The Tasmanian Wilderness World Heritage Area (TWWHA) includes significant and extensive areas of intact vegetation and provides landscape-scale environments that enable interaction between native species without human intervention. A high proportion of flora and fauna are endemic to the TWWHA. Temperate rainforest, eucalypt forest, buttongrass moorland and alpine communities create a unique mosaic and provide refuge for a wide range of rare and threatened species including carnivorous mammals. The TWWHA contains many sites of tangible cultural value for the Aboriginal community, including caves, artefact scatters, quarries and middens. The broader connection that Aboriginal people have to Country is also recognised and plants, animals, marine resources, minerals (ochre and rock sources), tracks, forests, interpretation and presentation, and fire management are all identified as broader Aboriginal values of the TWWHA. The ability for Aboriginal people to be ‘onCountry’ is highly appropriate and important to maintain that connection.

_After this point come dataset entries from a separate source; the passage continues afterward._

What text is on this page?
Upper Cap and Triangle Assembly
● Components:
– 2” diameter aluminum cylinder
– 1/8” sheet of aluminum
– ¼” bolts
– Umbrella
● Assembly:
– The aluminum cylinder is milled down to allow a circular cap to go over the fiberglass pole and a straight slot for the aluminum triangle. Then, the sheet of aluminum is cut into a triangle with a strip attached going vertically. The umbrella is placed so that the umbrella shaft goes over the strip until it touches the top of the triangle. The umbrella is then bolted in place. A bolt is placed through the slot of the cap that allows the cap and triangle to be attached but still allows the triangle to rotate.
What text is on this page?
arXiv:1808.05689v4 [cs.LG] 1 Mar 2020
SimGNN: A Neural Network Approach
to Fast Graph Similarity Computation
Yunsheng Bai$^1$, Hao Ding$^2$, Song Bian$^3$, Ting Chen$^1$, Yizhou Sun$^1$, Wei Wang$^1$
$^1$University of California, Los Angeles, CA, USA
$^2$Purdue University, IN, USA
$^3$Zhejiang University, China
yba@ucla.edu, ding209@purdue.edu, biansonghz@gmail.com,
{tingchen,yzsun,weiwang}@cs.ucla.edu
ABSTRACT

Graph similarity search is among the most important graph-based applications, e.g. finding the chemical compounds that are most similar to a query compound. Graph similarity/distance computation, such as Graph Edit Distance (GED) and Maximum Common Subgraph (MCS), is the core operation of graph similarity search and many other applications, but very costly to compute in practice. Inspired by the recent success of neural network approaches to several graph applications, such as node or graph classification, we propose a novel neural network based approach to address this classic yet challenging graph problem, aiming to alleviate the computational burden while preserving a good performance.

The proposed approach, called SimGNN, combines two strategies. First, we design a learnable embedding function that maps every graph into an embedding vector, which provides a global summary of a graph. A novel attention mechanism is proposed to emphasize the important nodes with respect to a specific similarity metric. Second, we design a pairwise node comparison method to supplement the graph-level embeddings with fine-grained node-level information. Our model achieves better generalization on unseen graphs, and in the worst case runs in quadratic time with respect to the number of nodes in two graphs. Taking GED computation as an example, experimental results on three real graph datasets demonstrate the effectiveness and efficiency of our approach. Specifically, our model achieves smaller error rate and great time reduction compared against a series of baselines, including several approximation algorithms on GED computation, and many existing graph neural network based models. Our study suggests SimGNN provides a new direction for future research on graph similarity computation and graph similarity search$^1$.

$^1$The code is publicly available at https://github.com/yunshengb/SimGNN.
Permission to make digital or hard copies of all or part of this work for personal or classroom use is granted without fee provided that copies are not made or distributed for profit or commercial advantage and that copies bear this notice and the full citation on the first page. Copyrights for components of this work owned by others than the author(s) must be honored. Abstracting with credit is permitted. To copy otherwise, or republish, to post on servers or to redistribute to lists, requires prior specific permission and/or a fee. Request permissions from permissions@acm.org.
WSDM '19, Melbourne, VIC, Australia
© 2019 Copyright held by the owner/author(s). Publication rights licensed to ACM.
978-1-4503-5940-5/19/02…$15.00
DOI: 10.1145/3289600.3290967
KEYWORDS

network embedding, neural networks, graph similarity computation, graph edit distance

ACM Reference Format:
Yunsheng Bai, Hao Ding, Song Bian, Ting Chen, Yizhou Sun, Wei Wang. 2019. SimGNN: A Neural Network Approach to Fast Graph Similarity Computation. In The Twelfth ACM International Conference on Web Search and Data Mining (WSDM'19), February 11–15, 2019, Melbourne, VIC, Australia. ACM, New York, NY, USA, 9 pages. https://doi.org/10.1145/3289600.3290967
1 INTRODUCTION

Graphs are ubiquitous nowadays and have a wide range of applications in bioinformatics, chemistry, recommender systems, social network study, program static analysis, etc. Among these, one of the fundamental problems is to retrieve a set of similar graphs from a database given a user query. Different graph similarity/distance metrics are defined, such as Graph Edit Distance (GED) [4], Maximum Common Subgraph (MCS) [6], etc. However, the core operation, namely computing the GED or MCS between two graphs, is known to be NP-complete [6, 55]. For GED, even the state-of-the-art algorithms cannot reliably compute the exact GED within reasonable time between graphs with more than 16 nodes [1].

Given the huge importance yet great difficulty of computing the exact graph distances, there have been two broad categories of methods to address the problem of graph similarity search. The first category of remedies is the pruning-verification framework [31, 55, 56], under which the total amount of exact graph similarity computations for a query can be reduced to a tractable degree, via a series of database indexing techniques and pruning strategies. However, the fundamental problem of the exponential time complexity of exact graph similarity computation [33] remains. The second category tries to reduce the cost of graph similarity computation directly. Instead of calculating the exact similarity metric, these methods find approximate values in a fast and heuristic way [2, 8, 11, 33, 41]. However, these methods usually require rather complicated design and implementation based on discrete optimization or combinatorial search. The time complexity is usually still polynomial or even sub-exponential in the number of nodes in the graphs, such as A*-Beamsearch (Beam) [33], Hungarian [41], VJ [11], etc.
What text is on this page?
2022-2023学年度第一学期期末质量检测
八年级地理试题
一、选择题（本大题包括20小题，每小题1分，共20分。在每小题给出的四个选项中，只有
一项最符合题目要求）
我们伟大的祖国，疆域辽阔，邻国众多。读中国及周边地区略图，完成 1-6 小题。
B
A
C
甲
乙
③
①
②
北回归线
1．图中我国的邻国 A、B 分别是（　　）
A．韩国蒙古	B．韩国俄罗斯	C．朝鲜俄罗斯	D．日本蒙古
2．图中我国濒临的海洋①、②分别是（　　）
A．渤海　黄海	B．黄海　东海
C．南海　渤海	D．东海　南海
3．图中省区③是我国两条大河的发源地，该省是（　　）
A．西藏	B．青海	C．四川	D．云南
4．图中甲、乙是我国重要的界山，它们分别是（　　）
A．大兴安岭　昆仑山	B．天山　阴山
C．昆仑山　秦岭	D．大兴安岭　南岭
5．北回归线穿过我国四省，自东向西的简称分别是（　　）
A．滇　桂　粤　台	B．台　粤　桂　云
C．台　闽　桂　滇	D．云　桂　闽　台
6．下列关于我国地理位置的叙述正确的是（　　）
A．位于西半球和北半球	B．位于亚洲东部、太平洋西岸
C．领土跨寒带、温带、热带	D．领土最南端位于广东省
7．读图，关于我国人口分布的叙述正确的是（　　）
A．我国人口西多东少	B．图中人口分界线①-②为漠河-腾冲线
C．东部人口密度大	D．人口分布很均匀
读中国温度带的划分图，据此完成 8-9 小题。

As the TWWHA is almost entirely located on public reserves, management of Outstanding Universal Values is primarily the responsibility of the State Government through the Parks and Wildlife Service in partnership with the Australian Government. CCA acknowledges the number of different land tenures within the TWWHA and the existing separate investment from both the Australian and Tasmanian Governments in its management, protection and also presentation in the form of recreation and tourist uses. The existing TWWHA Management Plan (DPIPWE 2016) provides extensive insight into the values and future of the property and prioritises actions and investment.

Threats and challenges

Fire is the greatest threat and is both a challenge and a tool for management of the TWWHA’s cultural and natural values. Management of fire-sensitive (including organic soils associated with buttongrass moorlands) and fire-adapted communities is complex and they often occur adjacent to each other in the TWWHA. The complexity of the threat is exacerbated by climate change, with the current trends of increased fire frequency and longer fire season duration likely to continue, together with an increase in the flammability of fire-sensitive communities and organosols. The scale of the TWWHA, and its extensive boundary with private and public land managers makes it inherently vulnerable to the dispersal of pests, weeds and disease. There are 70 pest species recorded in the TWWHA with key emerging threats from feral deer, feral cats and livestock present. There are 15 Declared Weeds and a wide range of environmental weeds that remain a priority for research and management, with the greatest threat considered to be to coastal, island, riverine and karst ecosystems. Fauna and flora are vulnerable to the impact of new, emerging and existing pathogens. Potential risks are posed by a new species of Phytophthora root rot, the freshwater algae didymo and chytrid fungus. Ongoing monitoring and the development of response capabilities are needed for the proper management of established pathogens.